A fundamentalist turned freedom chaser with an obnoxiously stubborn faith.

Prize Fighter

My hair was knotted, my abdomen still too weak to hold me upright, and I was bleeding as I stepped into the most comfortable and undignified part of the Postpartum Mother’s uniform – the adult diaper. He held out his hand to help me out of the bathtub with a gentle touch and I felt fragile. I felt like a brittling petal, my movements were careful and slow. I was studying the floor for places to put my feet when I heard him smile as he said, “You’re so beautiful.”
I was wearing a diaper, y’all.
I did the head-tilt, the scoff of incredulity, the “thanks, weirdo” smile, but he wouldn’t relent.
“You’re like a prize fighter after a championship round,” he said. “You’re all beat up, recovering, but you’re strong and you glow.”
He has thanked me through tears at each of the births of our three children. He has whispered against my sweaty head through every labor that I was our family’s hero. Some days he comes home to my spent, tired body curled up around my phone stealing some moments of feigned solitude while I pretend not to know that the kids are watching another movie or dumping water out of the bathtub. And even on those nights, after we put the chaos to bed and I can’t help but kiss their chipmunk cheeks, we close their door and he tells me, “You’re an amazing mother.”

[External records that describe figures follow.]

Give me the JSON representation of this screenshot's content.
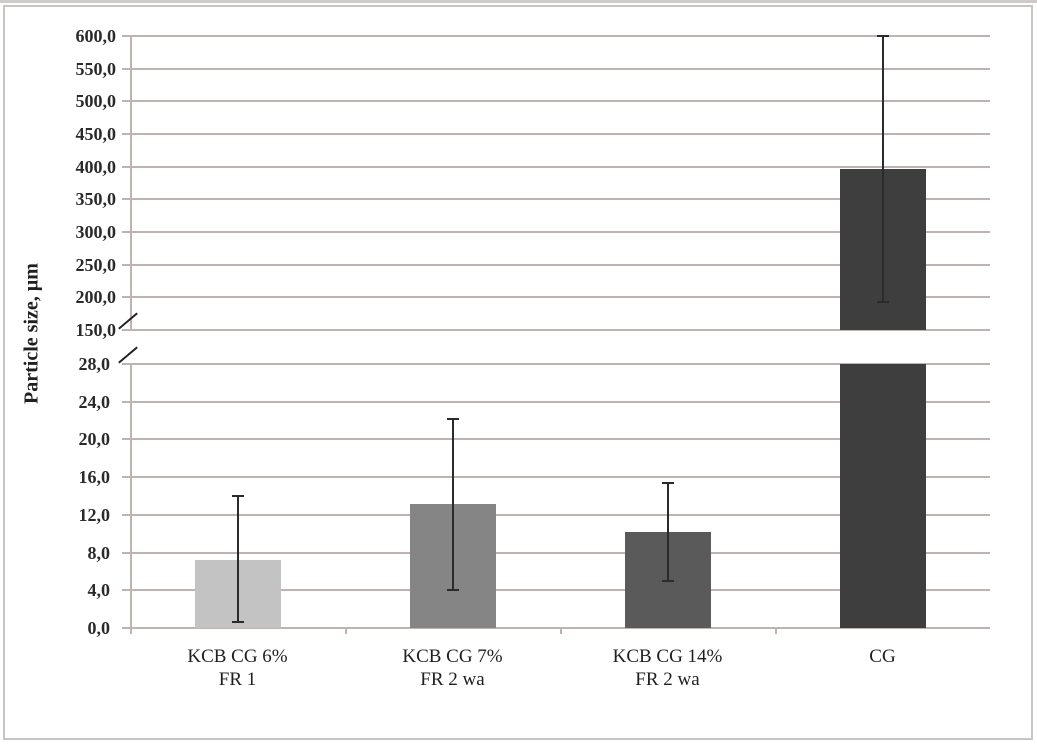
{
  "chart_data": {
    "type": "bar",
    "title": "",
    "xlabel": "",
    "ylabel": "Particle size, µm",
    "categories": [
      "KCB CG 6% FR 1",
      "KCB CG 7% FR 2 wa",
      "KCB CG 14% FR 2 wa",
      "CG"
    ],
    "category_lines": [
      [
        "KCB CG 6%",
        "FR 1"
      ],
      [
        "KCB CG 7%",
        "FR 2 wa"
      ],
      [
        "KCB CG 14%",
        "FR 2 wa"
      ],
      [
        "CG",
        ""
      ]
    ],
    "values": [
      7.2,
      13.2,
      10.2,
      397.0
    ],
    "error_bars": [
      {
        "low": 0.6,
        "high": 14.0
      },
      {
        "low": 4.0,
        "high": 22.2
      },
      {
        "low": 5.0,
        "high": 15.4
      },
      {
        "low": 193.0,
        "high": 600.0
      }
    ],
    "bar_colors": [
      "#c3c3c3",
      "#858585",
      "#5a5a5a",
      "#3e3e3e"
    ],
    "broken_axis": true,
    "lower_segment": {
      "ylim": [
        0,
        28
      ],
      "ticks": [
        "0,0",
        "4,0",
        "8,0",
        "12,0",
        "16,0",
        "20,0",
        "24,0",
        "28,0"
      ]
    },
    "upper_segment": {
      "ylim": [
        150,
        600
      ],
      "ticks": [
        "150,0",
        "200,0",
        "250,0",
        "300,0",
        "350,0",
        "400,0",
        "450,0",
        "500,0",
        "550,0",
        "600,0"
      ]
    },
    "grid": true,
    "legend": null
  }
}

He is deliberate and says them with conviction; he doesn’t just speak, he bestows. He hands me these gilded words and even when my head hangs, when I can hardly relish in the title, he holds my arm up and declares me Mother.
I looked in the mirror at my hunched over figure, my loose skin, the dark circles under my eyes and what could have been my shame became my glory. My emptied womb felt full, my matted hair a crown. I was weak because I had given every ounce of energy I had for my son. For the third time I had sweat and screamed and kept from dying while I gave another human a shot at doing good in the world. I’d subjected myself voluntarily, for love, and I’d lost blood to the same human who will one day, I am sure, take even more than that.
Childbirth is terrifying and painful and exhausting, that’s obvious. It doesn’t matter how you do it – vaginally or cesarean, in a hospital or at home, medicated or unmedicated – another human being leaves your body. If that is not worth a giant, gaudy, gold plated victory belt, I don’t know what is. And motherhood leaves marks, leaves us often bruised and worn and ready for someone to just call it already – come on, I forfeit, I’m done.
And regardless of what fills our hours, we all need someone in our corner to mop up the sweat, smack a butterfly band-aid on that head wound, squirt some water in our mouth, and tell us to go back out there and get it. We need someone to tell us we’re in it and we’re doing alright. Someone who sees the blows we take, hears our bones crack, and doesn’t shake in their conviction that we can do this living thing.
He helped me down the hall to where my brand new baby lay snuggled up in my mother’s arms. I settled into bed and collected my squishy prize. This round was rough, but this round got me you. And I felt beautiful, I felt strong. I felt the 8 pound, 3 ounce weight of Glory in my arms and around my waist I felt my Title Belt.